If the old app was defective and wasn't fulfilling its role, then more emphasis should be placed on re-thinking which parts should be translated and which one should be reworked.
At any rate, you need to have a detailed action plan and a review of the current code and functionalities and try to limit as much as possible your expectations for the first version of the new system: avoid letting everyone input their wishes or your project will become horrendously difficult.
Concentrate on the minimum needed to achieve a certain level of functionality that will satisfy your users, then build on that.

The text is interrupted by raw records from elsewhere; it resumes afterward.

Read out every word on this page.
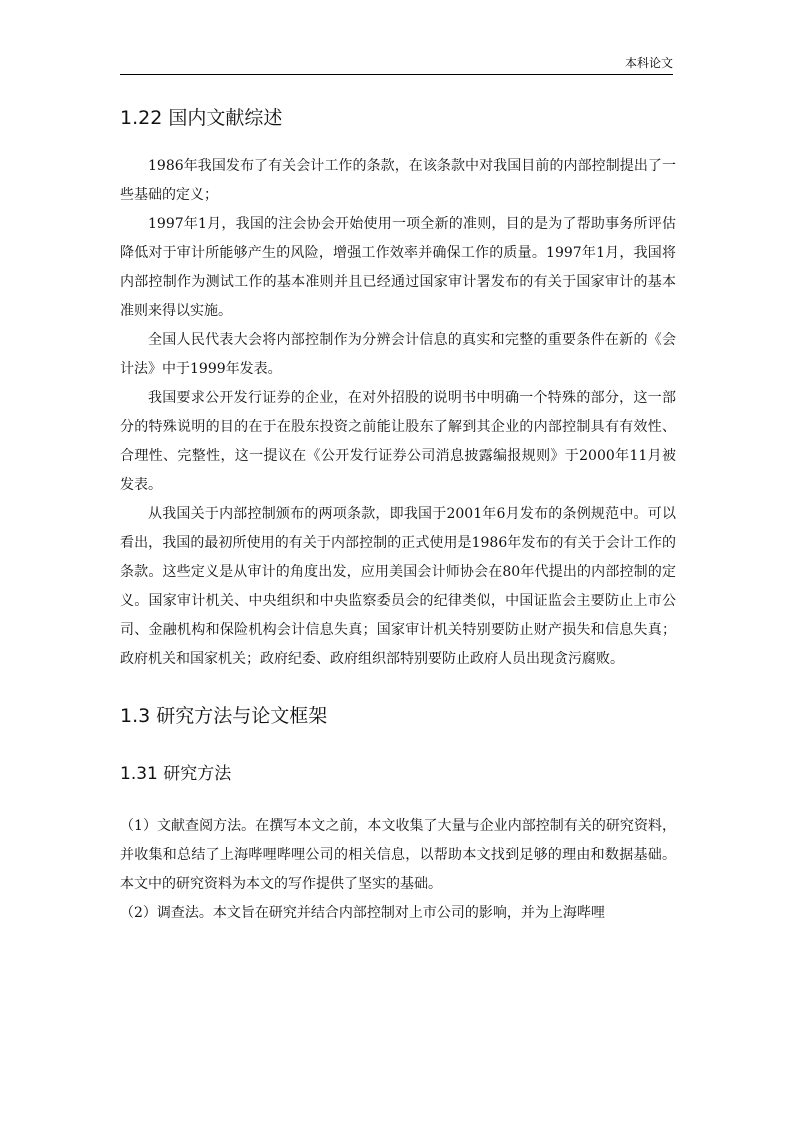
本科论文
1.22 国内文献综述

1986年我国发布了有关会计工作的条款，在该条款中对我国目前的内部控制提出了一些基础的定义；

1997年1月，我国的注会协会开始使用一项全新的准则，目的是为了帮助事务所评估降低对于审计所能够产生的风险，增强工作效率并确保工作的质量。1997年1月，我国将内部控制作为测试工作的基本准则并且已经通过国家审计署发布的有关于国家审计的基本准则来得以实施。

全国人民代表大会将内部控制作为分辨会计信息的真实和完整的重要条件在新的《会计法》中于1999年发表。

我国要求公开发行证券的企业，在对外招股的说明书中明确一个特殊的部分，这一部分的特殊说明的目的在于在股东投资之前能让股东了解到其企业的内部控制具有有效性、合理性、完整性，这一提议在《公开发行证券公司消息披露编报规则》于2000年11月被发表。

从我国关于内部控制颁布的两项条款，即我国于2001年6月发布的条例规范中。可以看出，我国的最初所使用的有关于内部控制的正式使用是1986年发布的有关于会计工作的条款。这些定义是从审计的角度出发，应用美国会计师协会在80年代提出的内部控制的定义。国家审计机关、中央组织和中央监察委员会的纪律类似，中国证监会主要防止上市公司、金融机构和保险机构会计信息失真；国家审计机关特别要防止财产损失和信息失真；政府机关和国家机关；政府纪委、政府组织部特别要防止政府人员出现贪污腐败。

1.3 研究方法与论文框架
1.31 研究方法

（1）文献查阅方法。在撰写本文之前，本文收集了大量与企业内部控制有关的研究资料，并收集和总结了上海哔哩哔哩公司的相关信息，以帮助本文找到足够的理由和数据基础。本文中的研究资料为本文的写作提供了坚实的基础。

（2）调查法。本文旨在研究并结合内部控制对上市公司的影响，并为上海哔哩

There may be some tools to some of the basic stuff, like to upsize to a different database or maybe the look and text boxes of the forms, but converting what sounds like a lot of VBA code, not so sure.
Is this an intranet/local network type of web app or are you putting it out on the internet? Security will become a major difference between this and your Access app.
Make sure they understand Access/VBA so you can maintain the business logic that has been over the life of the Access app.
Convince your friend to stop/slow any development on the Access app to prevent the company from aiming at a moving target. This may not be realistic, but really needs to be considered.
Is there a reason why hosting the app on Windows Terminal Server would not suffice? This means zero changes to the app, no reprogramming cost and no danger of losing crucial business logic. If you use the Citrix extensions, you can run it in a web browser (though I guess that only works with IE -- I've never used them). But the RDP client comes in versions for Mac and Linux as well as Windows, so you can basically support anybody as long as they install the RDP client for their OS.
Yes, it's more installation on the client end, but it's a helluva lot cheaper and easier on the development and avoids the problem of losing important things coded into the Access app.
Of course, supporting large user populations on WTS/Citrix can get expensive and if the Access app is in need of re-engineering, anyway, it can change the balance. But it's something that you should consider. It's really easy to set up WTS, in fact, and provisioning a server for it basically a matter of adding RAM and Internet bandwidth (though RDP is really efficient to begin with).
One key mistake many people make when trying to run an Access app on WTS:
YOU MUST SPLIT THE DATABASE (front with forms/reports/etc., back end with data tables only), and each user must have their own copy of the front end (stored in user profile on the WTS, or in a folder on your WTS server's data partition with appropriate permissions assigned to the user groups authorized to use the app). Tony Toews's front-end updater is very useful in this context, and explicitly engineered to work in a Terminal Server environment.